The arrival of the "House of the Dragon" spin-off has caused quite a stir with fans after just one episode. The premiere was such a highly anticipated affair that it ended up crashing HBO. Those who didn't get blacked out were introduced to so many exciting storylines, characters, and details about the fascinating world fans will get to explore in the first season. Of all the new things featured in the entry, the stones seen being placed in front of the council members absolutely stood out. Several witnesses were likely scratching their heads, wondering what the deal with those smooth-looking spheres was. Fans of "Game of Thrones" are quite familiar with the gatherings of the small council from previous seasons of the spin-off's predecessor, but such a practice wasn't part of the procedure during that particular period of time. Those intriguing stones are one of the many things that many people that witnessed the premiere are most assuredly curious to know more about their meaning.

The stones are how council members clock in for work

Around the 20-minute mark of Season 1, Episode 1 ("The Heirs of the Dragon"), King Viserys I Targaryen (Paddy Considine) and Ser Otto Hightower (Rhys Ifans), The Hand of the King, are seen arriving at the council meeting to discuss the actions of Prince Daemon Targaryen (Matt Smith). As they take their seats, they place a small stone onto a dish fitted to the table. The stones are seen before and after that moment, but that is the first time it is highlighted for viewers to get a good look at.

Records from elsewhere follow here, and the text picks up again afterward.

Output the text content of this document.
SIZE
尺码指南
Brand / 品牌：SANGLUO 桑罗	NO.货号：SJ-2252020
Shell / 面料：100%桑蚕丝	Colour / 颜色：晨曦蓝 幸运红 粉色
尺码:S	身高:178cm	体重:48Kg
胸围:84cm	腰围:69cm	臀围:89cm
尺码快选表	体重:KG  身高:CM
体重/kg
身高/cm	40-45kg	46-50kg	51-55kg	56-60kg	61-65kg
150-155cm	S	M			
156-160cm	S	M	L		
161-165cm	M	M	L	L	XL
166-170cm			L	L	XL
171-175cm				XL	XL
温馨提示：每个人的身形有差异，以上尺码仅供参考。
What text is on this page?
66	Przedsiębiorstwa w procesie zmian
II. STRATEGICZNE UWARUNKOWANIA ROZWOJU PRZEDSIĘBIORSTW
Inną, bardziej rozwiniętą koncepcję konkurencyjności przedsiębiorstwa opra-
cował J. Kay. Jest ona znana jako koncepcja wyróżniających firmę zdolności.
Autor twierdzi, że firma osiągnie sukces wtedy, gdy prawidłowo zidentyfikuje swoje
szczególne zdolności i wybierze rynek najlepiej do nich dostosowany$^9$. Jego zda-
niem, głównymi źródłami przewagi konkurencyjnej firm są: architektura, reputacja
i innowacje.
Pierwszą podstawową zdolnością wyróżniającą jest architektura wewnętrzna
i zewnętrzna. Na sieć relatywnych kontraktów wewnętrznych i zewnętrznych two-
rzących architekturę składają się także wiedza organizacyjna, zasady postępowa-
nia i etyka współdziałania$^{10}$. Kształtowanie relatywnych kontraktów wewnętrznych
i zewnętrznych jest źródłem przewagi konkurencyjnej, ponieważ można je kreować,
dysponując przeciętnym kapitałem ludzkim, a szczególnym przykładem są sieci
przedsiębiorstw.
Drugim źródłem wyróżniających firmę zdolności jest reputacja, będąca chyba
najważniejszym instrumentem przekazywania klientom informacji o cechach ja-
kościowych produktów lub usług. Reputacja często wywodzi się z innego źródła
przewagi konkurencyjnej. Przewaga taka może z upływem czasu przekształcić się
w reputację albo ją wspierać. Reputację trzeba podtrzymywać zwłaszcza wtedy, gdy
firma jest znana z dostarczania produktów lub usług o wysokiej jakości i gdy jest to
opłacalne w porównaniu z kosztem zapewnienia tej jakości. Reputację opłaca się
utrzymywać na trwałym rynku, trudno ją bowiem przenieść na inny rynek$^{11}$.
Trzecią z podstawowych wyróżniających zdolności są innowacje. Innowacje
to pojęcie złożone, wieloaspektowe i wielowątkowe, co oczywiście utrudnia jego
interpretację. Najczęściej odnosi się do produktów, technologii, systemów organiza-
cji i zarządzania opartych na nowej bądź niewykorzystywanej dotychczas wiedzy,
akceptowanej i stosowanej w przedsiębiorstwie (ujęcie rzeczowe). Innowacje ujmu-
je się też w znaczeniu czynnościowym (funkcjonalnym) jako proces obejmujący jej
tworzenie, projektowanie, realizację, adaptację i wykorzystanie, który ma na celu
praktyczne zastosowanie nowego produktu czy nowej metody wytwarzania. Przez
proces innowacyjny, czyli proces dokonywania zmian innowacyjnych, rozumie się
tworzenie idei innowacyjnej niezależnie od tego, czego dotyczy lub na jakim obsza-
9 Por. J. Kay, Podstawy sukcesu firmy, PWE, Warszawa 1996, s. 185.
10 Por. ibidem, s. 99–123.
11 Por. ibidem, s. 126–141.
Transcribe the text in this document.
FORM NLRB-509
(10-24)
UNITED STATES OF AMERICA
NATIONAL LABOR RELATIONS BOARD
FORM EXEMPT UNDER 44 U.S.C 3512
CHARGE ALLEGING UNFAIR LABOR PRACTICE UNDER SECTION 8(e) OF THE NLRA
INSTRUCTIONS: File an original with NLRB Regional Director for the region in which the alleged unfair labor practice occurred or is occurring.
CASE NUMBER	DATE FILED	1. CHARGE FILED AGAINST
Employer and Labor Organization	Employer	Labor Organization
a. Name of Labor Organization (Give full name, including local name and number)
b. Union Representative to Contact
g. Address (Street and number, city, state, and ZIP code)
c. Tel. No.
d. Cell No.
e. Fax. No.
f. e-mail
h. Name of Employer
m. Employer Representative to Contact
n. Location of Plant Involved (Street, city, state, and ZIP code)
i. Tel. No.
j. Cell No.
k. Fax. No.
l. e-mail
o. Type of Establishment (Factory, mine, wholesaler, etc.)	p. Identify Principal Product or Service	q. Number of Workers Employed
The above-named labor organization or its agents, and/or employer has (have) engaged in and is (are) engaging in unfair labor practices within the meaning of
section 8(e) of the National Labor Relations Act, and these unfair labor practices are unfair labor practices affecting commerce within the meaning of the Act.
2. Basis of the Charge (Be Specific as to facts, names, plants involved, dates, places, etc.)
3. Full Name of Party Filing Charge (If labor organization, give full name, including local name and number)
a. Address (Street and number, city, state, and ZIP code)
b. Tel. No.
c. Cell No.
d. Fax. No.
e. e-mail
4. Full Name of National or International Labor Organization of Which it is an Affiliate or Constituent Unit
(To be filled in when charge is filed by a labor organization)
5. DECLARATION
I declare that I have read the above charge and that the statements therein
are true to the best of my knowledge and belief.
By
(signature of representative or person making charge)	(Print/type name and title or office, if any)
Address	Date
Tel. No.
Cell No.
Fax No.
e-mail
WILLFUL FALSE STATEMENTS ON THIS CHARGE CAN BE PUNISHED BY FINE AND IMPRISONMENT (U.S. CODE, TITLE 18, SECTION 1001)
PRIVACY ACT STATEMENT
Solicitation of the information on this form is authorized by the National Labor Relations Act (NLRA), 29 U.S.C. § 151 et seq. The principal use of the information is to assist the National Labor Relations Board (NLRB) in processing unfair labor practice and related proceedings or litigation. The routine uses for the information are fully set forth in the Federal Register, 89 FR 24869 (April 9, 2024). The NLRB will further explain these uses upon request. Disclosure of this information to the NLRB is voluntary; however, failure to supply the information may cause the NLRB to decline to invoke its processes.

Luckily, curious fans will not have to send a Raven for answers or consult the Citadel for their wisdom on the matter to figure out what this maneuver means. According to The Hollywood Reporter, set decorator Claire Nia Richards explained, "It represented the council coming in and being part of the meeting." Richards and production designer Jim Clay confirmed that the method of placing the stone in the plate was a means of clocking in for work and setting the table. Showrunner Ryan Condal added, "Everybody shows up for work, and they 'punch in.' I thought it was really cool. It's a way of visualizing the set formality of the small council chamber."

The attention to small details has been one of the many reasons the franchise has been so popular with fans. Focusing on these efforts has worked out well for the "House of the Dragons," which has already been labeled a success (via Variety), caused a major blackout, and earned impressive scores on Rotten Tomatoes.